Question

If $A + B = \begin{bmatrix} 1 & \tan \frac{\theta}{2} \\ -\tan \frac{\theta}{2} & 1 \end{bmatrix}$ where $A$ is symmetric and $B$ is skew-symmetric matrix, then the matrix $(A^{-1}B + AB^{-1})$ at $\theta = \frac{\pi}{6}$ is given by

• A. $\begin{bmatrix} 1 & 2\sqrt{3} \\ 2\sqrt{3} & 1 \end{bmatrix}$
• B. $\begin{bmatrix} -1 & -2\sqrt{3} \\ 2\sqrt{3} & 1 \end{bmatrix}$
• C. $\begin{bmatrix} 0 & 2\sqrt{3} \\ 2\sqrt{3} & 0 \end{bmatrix}$
• D. $\begin{bmatrix} 0 & -2\sqrt{3} \\ 2\sqrt{3} & 0 \end{bmatrix}$

Answer 1

Answer: (D)

$\begin{bmatrix} 0 & -2\sqrt{3} \\ 2\sqrt{3} & 0 \end{bmatrix}$

Answer 2

Here's how to solve the problem:

1. Decompose the matrix: Express $A$ and $B$ in terms of the given matrix and its transpose.
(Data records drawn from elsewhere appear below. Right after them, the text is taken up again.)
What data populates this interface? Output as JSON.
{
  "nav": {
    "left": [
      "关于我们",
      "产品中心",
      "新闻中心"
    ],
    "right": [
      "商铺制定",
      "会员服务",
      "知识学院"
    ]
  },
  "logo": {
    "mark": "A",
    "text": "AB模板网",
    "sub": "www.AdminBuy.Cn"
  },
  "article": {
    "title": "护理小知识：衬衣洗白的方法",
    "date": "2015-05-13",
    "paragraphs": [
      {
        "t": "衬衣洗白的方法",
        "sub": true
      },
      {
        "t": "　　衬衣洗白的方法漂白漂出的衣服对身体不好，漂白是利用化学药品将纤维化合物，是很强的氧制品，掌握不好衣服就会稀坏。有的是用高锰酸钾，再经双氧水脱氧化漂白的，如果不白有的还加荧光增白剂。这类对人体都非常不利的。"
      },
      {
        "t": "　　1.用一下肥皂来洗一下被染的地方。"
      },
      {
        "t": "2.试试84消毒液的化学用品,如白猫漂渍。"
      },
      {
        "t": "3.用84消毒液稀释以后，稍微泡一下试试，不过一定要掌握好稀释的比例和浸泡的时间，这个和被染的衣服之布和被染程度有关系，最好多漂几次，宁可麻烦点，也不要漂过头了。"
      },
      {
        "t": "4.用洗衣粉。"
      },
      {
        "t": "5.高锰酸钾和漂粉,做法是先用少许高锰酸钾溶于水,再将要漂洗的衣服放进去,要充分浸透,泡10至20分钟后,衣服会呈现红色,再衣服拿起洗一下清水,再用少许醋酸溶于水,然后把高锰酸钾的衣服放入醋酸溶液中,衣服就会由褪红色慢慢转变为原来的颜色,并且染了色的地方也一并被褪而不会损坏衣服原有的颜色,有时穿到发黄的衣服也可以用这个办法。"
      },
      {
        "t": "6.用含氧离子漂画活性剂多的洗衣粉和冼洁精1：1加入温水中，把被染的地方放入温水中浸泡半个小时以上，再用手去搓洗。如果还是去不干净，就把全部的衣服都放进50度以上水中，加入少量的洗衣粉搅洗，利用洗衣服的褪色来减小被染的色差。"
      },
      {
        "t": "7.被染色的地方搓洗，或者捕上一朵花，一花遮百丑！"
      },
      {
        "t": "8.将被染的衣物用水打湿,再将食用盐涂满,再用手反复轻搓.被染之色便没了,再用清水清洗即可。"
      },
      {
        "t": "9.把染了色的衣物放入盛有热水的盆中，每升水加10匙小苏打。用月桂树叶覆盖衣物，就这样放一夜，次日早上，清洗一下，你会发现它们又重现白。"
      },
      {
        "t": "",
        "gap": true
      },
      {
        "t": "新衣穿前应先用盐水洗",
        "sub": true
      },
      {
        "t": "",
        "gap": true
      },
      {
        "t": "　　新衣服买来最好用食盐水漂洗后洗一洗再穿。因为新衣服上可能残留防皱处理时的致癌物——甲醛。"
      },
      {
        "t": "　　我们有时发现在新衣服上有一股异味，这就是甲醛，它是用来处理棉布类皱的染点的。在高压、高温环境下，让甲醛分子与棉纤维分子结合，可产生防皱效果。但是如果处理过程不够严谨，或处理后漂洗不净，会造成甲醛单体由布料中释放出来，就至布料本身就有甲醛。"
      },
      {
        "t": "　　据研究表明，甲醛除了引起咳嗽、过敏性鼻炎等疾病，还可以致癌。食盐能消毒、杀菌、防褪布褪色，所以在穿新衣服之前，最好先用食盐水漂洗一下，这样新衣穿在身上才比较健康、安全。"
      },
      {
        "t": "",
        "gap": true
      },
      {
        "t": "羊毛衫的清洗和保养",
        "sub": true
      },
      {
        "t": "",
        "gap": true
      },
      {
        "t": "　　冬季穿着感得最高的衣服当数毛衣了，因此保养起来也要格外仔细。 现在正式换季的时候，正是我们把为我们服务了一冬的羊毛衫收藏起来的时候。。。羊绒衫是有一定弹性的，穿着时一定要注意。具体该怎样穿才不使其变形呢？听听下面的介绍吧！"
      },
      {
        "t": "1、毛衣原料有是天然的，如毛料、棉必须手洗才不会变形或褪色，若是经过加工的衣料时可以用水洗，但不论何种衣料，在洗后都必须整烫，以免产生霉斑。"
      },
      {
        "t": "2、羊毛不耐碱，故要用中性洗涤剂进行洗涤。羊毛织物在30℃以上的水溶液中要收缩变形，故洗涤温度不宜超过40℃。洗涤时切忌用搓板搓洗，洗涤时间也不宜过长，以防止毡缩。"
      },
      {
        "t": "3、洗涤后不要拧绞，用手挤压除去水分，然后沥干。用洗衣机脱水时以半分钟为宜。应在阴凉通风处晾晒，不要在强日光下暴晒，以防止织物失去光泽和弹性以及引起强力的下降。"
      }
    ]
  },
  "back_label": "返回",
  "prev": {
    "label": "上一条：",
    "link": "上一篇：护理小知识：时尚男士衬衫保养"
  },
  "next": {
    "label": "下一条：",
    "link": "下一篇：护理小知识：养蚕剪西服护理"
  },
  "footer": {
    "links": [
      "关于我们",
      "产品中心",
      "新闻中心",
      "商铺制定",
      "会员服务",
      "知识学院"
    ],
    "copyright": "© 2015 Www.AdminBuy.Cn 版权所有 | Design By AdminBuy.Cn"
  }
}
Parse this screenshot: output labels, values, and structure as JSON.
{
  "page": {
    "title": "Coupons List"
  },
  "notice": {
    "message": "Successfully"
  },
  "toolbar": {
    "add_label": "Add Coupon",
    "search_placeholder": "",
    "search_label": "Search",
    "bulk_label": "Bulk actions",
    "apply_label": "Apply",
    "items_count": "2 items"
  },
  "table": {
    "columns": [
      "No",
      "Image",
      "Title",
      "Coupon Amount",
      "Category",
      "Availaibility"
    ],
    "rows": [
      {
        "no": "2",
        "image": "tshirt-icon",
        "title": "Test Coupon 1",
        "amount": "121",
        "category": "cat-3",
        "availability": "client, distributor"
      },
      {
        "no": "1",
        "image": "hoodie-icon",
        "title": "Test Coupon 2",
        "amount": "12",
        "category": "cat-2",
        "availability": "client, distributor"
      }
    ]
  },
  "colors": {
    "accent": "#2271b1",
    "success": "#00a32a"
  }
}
Since $A$ is symmetric and $B$ is skew-symmetric, we have:

   $A = \frac{1}{2}(M + M^T)$ and $B = \frac{1}{2}(M - M^T)$, where $M = \begin{bmatrix} 1 & \tan(\frac{\theta}{2}) \\ -\tan(\frac{\theta}{2}) & 1 \end{bmatrix}$.

2. Calculate A and B: Compute $A$ and $B$ using the formulas above. You'll find that $A = I$ (the identity matrix) and $B = \begin{bmatrix} 0 & \tan(\frac{\theta}{2}) \\ -\tan(\frac{\theta}{2}) & 0 \end{bmatrix}$.

3. Simplify the expression: Since $A = I$, the expression $A^{-1}B + AB^{-1}$ simplifies to $B + B^{-1}$.

4. Calculate B inverse: Find the inverse of $B$. If $t = \tan(\frac{\theta}{2})$, then $B = \begin{bmatrix} 0 & t \\ -t & 0 \end{bmatrix}$, and $B^{-1} = \begin{bmatrix} 0 & -\frac{1}{t} \\ \frac{1}{t} & 0 \end{bmatrix}$.

5. Compute B + B inverse: Add $B$ and $B^{-1}$: $B + B^{-1} = \begin{bmatrix} 0 & t - \frac{1}{t} \\ -t + \frac{1}{t} & 0 \end{bmatrix}$.

6. Evaluate at theta = pi/6: Substitute $\theta = \frac{\pi}{6}$. Then $t = \tan(\frac{\pi}{12}) = 2 - \sqrt{3}$. Also, $\frac{1}{t} = 2 + \sqrt{3}$.

7. Final Calculation: Calculate $t - \frac{1}{t} = (2 - \sqrt{3}) - (2 + \sqrt{3}) = -2\sqrt{3}$. Therefore, $B + B^{-1} = \begin{bmatrix} 0 & -2\sqrt{3} \\ 2\sqrt{3} & 0 \end{bmatrix}$.

Thus, the final answer is $\begin{bmatrix} 0 & -2\sqrt{3} \\ 2\sqrt{3} & 0 \end{bmatrix}$.